Rio, 21 (AE) - O prefeito do Rio, Luiz Paulo Conde, entregou hoje ao presidente da Petrobras, Henri Philippe Reichstul, sugestões para que a companhia estabeleça um compromisso de longo prazo com as áreas afetadas pelo vazamento de óleo do dia 18 de janeiro. Entre as propostas, a "adoção" da Ilha de Paquetá por um período de cinco anos.
Dois relatórios, detalhando as condições de Paquetá como também da Ilha do Governador foram entregues a uma equipe da estatal que esteve na reunião, na sede da Petrobras, no Centro. Um outro encontro deverá acontecer em quinze dias.

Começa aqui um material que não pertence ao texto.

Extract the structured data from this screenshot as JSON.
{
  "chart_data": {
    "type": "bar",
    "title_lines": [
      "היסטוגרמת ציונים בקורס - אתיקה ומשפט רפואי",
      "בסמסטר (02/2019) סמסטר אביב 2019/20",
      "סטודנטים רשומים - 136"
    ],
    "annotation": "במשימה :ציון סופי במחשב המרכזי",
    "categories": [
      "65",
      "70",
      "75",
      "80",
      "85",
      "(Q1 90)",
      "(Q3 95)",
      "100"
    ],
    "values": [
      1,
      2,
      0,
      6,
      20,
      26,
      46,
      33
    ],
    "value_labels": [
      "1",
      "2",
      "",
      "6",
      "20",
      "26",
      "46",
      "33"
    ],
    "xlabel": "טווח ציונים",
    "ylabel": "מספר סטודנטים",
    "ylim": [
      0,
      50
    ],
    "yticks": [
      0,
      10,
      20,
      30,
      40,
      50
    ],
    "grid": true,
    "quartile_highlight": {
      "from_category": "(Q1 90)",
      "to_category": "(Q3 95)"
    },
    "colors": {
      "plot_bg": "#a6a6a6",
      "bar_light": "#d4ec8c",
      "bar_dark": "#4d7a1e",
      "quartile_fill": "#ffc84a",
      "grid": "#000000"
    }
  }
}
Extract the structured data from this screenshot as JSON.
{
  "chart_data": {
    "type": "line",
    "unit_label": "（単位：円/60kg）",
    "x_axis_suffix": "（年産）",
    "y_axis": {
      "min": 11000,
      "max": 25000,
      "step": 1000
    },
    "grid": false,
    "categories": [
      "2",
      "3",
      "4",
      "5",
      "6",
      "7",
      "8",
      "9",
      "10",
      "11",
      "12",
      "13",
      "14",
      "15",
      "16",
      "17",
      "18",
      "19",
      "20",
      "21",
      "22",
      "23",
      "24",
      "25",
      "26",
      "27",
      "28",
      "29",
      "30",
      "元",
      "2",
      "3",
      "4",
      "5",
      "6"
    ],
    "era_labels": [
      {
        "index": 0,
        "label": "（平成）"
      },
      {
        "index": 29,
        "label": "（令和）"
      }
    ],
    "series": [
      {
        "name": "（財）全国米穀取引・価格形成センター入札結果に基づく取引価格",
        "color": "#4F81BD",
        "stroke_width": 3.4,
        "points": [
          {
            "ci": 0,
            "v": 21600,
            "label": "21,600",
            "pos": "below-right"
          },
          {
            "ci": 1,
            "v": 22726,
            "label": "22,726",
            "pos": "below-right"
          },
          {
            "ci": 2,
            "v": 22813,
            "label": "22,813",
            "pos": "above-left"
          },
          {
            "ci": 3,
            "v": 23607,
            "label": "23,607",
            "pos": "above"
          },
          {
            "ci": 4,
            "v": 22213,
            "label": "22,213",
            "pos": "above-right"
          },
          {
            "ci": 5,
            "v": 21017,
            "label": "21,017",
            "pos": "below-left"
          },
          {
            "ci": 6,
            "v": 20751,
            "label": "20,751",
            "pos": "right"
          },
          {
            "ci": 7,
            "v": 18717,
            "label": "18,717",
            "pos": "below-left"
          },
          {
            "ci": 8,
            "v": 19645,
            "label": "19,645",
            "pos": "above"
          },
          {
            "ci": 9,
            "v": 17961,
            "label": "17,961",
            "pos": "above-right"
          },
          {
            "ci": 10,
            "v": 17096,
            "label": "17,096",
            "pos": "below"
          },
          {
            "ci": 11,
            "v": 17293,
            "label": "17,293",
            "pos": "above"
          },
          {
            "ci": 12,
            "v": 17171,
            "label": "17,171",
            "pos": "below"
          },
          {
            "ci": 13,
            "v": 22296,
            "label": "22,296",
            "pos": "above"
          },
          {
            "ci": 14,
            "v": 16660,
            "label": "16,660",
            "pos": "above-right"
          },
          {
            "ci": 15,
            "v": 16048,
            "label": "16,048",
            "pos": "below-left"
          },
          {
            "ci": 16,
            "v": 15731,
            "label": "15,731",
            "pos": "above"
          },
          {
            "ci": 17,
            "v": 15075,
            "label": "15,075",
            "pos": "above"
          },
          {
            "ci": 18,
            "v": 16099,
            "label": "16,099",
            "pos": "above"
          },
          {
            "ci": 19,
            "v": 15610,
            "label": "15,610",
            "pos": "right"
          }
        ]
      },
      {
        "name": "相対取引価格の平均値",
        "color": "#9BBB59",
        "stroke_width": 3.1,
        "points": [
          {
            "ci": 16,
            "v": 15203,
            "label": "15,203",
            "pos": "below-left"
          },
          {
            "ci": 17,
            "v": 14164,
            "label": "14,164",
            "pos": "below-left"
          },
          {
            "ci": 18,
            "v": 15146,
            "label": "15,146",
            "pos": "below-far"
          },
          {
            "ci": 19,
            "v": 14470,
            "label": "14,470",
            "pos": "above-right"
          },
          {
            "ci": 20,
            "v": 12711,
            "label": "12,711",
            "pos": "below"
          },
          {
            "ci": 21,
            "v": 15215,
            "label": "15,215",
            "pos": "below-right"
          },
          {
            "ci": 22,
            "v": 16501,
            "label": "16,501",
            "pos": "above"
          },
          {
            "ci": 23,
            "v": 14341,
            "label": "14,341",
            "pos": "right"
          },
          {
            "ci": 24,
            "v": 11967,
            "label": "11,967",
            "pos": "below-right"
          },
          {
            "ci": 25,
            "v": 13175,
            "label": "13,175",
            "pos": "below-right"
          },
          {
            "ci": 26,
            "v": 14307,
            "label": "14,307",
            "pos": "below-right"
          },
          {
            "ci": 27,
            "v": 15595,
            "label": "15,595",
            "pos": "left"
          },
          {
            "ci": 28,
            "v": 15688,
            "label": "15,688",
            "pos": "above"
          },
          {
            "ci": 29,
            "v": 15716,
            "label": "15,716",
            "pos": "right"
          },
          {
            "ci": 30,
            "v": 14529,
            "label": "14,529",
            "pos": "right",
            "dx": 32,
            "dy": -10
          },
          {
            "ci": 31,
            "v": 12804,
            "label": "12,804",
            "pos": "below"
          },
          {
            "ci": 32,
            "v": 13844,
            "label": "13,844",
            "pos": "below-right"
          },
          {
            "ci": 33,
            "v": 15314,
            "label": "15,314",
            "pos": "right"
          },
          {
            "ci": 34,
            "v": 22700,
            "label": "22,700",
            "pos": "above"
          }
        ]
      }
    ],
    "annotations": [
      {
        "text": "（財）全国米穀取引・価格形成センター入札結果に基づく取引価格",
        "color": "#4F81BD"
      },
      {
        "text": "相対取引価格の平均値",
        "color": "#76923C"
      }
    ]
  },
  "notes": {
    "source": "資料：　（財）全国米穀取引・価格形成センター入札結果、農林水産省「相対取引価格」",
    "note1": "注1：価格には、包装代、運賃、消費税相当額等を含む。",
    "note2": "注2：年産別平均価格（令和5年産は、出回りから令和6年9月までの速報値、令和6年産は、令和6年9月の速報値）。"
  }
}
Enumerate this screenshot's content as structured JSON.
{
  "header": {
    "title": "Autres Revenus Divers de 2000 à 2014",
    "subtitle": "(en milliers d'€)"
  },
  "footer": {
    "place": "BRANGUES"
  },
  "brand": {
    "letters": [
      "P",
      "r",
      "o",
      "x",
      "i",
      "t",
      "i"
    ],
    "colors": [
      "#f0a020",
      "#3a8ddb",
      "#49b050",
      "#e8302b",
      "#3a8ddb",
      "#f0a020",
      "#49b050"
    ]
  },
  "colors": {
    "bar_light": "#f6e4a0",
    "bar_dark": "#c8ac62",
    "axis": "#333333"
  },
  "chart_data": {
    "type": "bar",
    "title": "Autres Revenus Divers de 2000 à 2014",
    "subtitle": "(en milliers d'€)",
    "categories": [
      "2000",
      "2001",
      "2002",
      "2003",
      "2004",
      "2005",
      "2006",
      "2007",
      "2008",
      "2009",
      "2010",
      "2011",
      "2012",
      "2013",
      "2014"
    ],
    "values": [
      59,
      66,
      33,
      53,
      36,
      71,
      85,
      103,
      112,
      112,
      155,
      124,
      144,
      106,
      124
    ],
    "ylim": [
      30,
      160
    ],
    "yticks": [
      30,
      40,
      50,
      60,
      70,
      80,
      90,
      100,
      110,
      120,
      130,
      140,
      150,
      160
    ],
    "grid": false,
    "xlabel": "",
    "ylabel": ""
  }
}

Conde acredita que se fizer projetos de médio e longo prazos na região afetada, a Petrobras poderá recuperar a sua imagem diante da população."Acho que é uma forma de a empresa estabelecer uma nova imagem, um caminho para ter novamente a confiança de moradores e comerciantes."
A idéia é que seja feito um trabalho basicamente de cunho ambiental. "A prioridade é a balneabilidade da areia e continuar com um monitoramento das águas", disse o prefeito, que foi ao encontro com o secretário municipal do Meio Ambiente, Maurício Lobe, com o subsecretário do Centro, Augusto Ivan e a diretora de projetos do Instituto Pereira Passos, Olga Campista.
Pesquisas - O projeto para a Ilha da Paquetá prevê a criação de um centro de pesquisas do mar. Para o prefeito, o centro poderia se tornar um pólo de pesquisadores de todo o Estado. Além disso, serviria como um local de visitas para escolas. Conde ainda apresentou um programa modelo, criado pela Comlurb, para recolhimento e reciclagem de lixo. Uma campanha publicitária também poderia integrar os termos da adoção.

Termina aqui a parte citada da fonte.